Monday, November 29, 2010

THE FUNCTION COMPUNCTION

Form Follows Function.  So wrote the renowned architect Louis Sullivan over a century ago.  But oh, how he might regret coining that phrase today.   Time and again, it’s been invoked to justify design that’s the furthest thing from functional.  
Despite his role as a founding father of Modernism, Sullivan lovingly adorned his buildings with great swaths of the most sinuous and delicate ornament.  He’d be aghast at the bristly, hard-edged stuff so many designers call “functional” these days. 

To see the dishonesty in passing off haphazard design under the rubric of functionality, we need only consider the beauty and simplicity of a truly functional object.  Take an ordinary, dime-store bottle opener:  Stamped out of a mere scrap of steel, it could hardly be simpler or cheaper to make.  And as if opening bottles flawlessly weren’t enough for such a humble tool, the other end opens cans as well.  

Other examples of truly functional design spring easily to mind:  a pencil; a violin; a pair of blue jeans; a spoon.  What makes these objects paragons of functionality is that they’re as simple as they can be while still perfectly fulfilling their tasks.  

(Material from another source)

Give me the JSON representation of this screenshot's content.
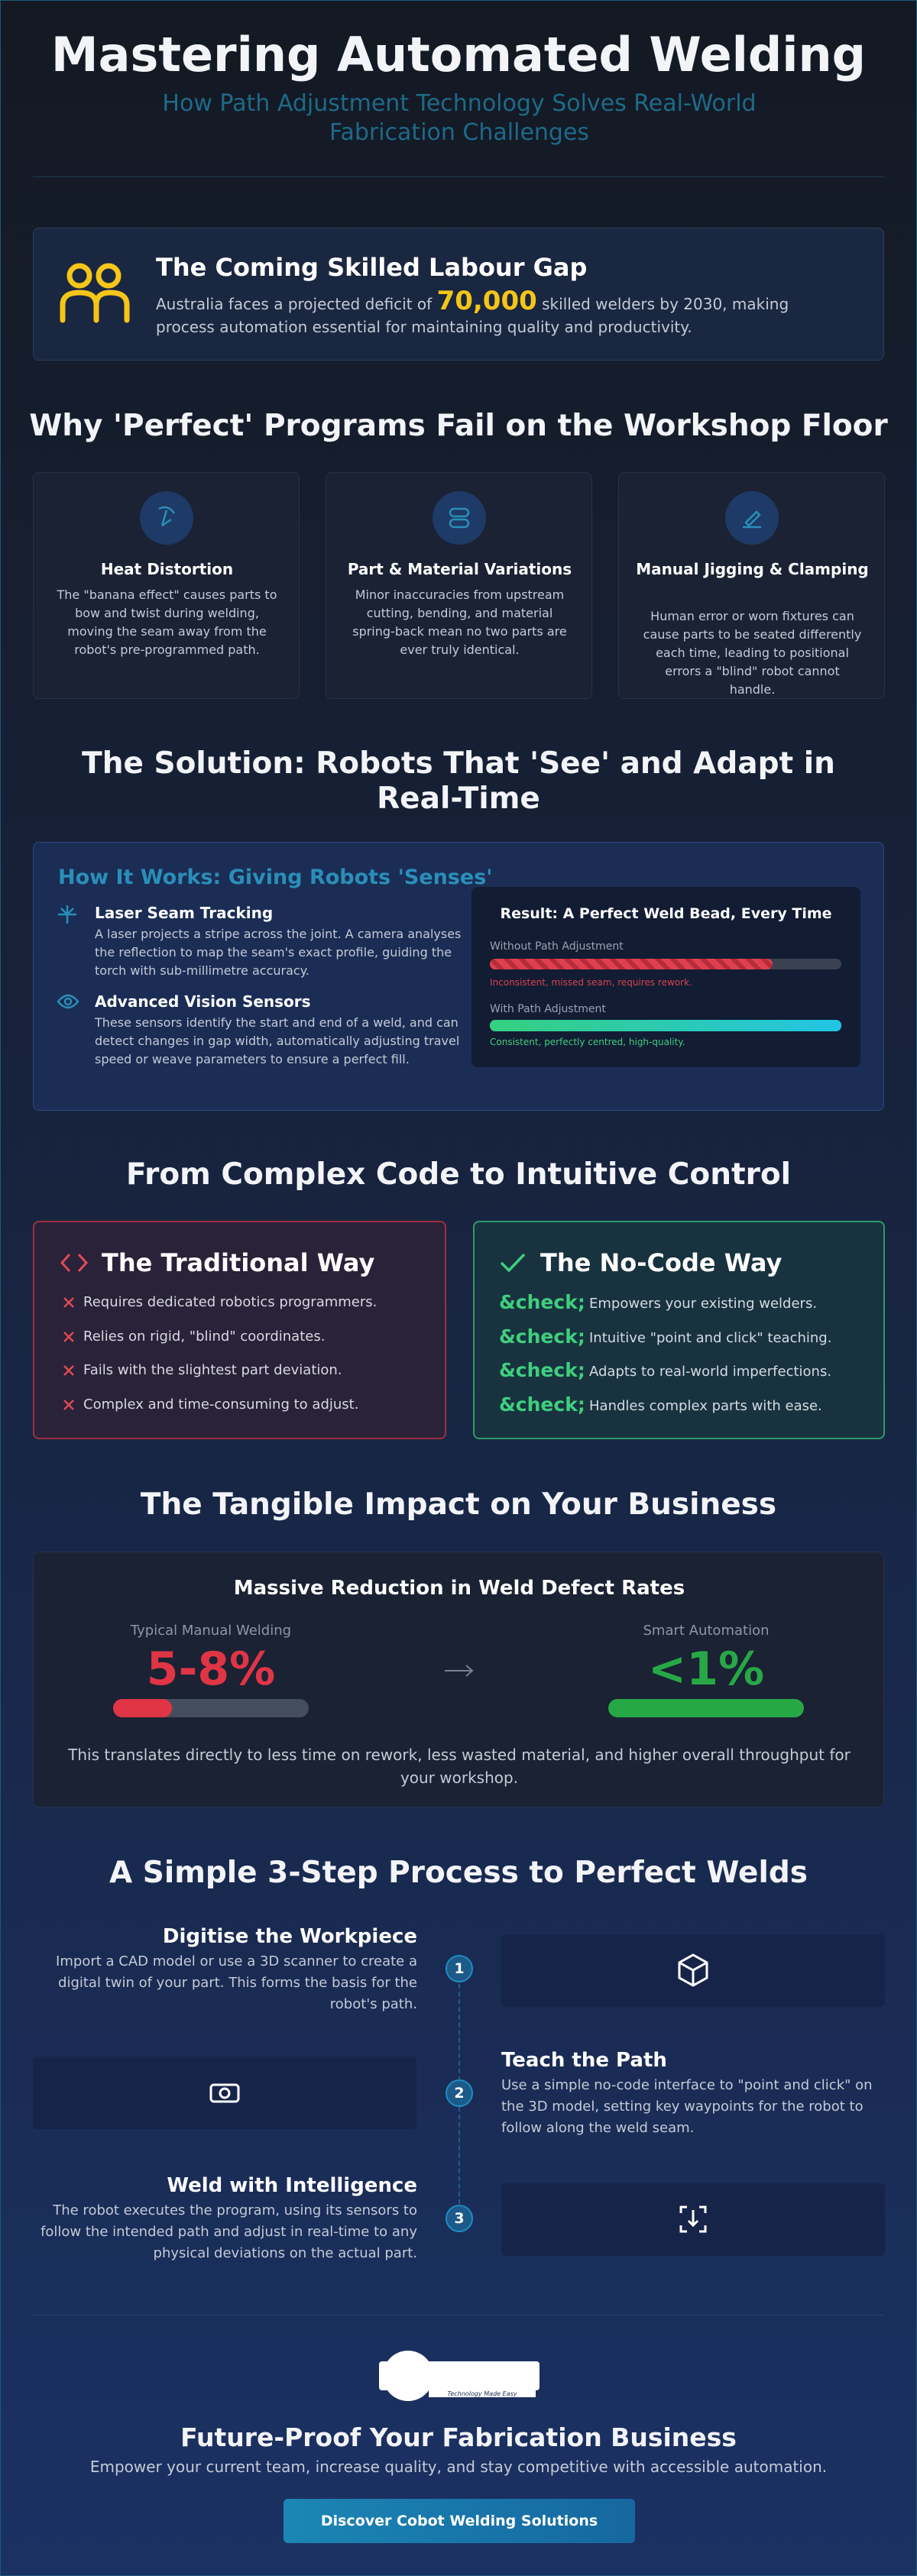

But what architects and designers term “functional” is often something else again.  For instance, I recently received a brochure for ultra-high-end bathroom fixtures designed by an artisan with truly impeccable taste.  As works of art, they’re stunning.  As usable objects, however, they sorely flunk the test.  

The lavatory sink, for example, resembles a kitchen funnel, and is in fact hardly bigger than one.  It would require utmost caution to keep water inside it instead of all over the floor.  This funnel is in turn is supported by an elaborate network of rods and braces that, for all their complexity, don’t look terribly sturdy.  The whole assemblage is executed in high-polish stainless steel, a material that sounds easy to keep clean, but most assuredly isn’t.  In short, this “functional” lavatory isn’t the kind you’d buy to brush your teeth at.  It’s the kind you’d buy to stun the neighbors.

A genuinely functional sink, on the other hand, would probably look pretty much like the one you’ve got in your bathroom:  a generous surface area to catch splashes, an absence of exposed pipes or brackets, and a finish that’s durable and easy to keep clean.  Yeah, I know—that’s the way sinks have looked for the past hundred years.  Boring?  Maybe.  Functional?  Definitely.  

Functionality is a quality that evolves over decades--and sometimes centuries--of continual refinement, not during some overnight design catharsis.  This evolutionary process eventually brings an object asymptotically close to its ideal form, after which it doesn’t have to change much any more.  Would a spoon be improved by adding some “functional” rivets?  Would that bottle opener be better if it had a digital readout showing how many beers you’ve drunk?

Okay, maybe.

Domestic designs evolve toward ideal forms, just as other objects do.  Functionalism has more to do with history, evolution and a timeless way of building, than it does with trendoid malarkey.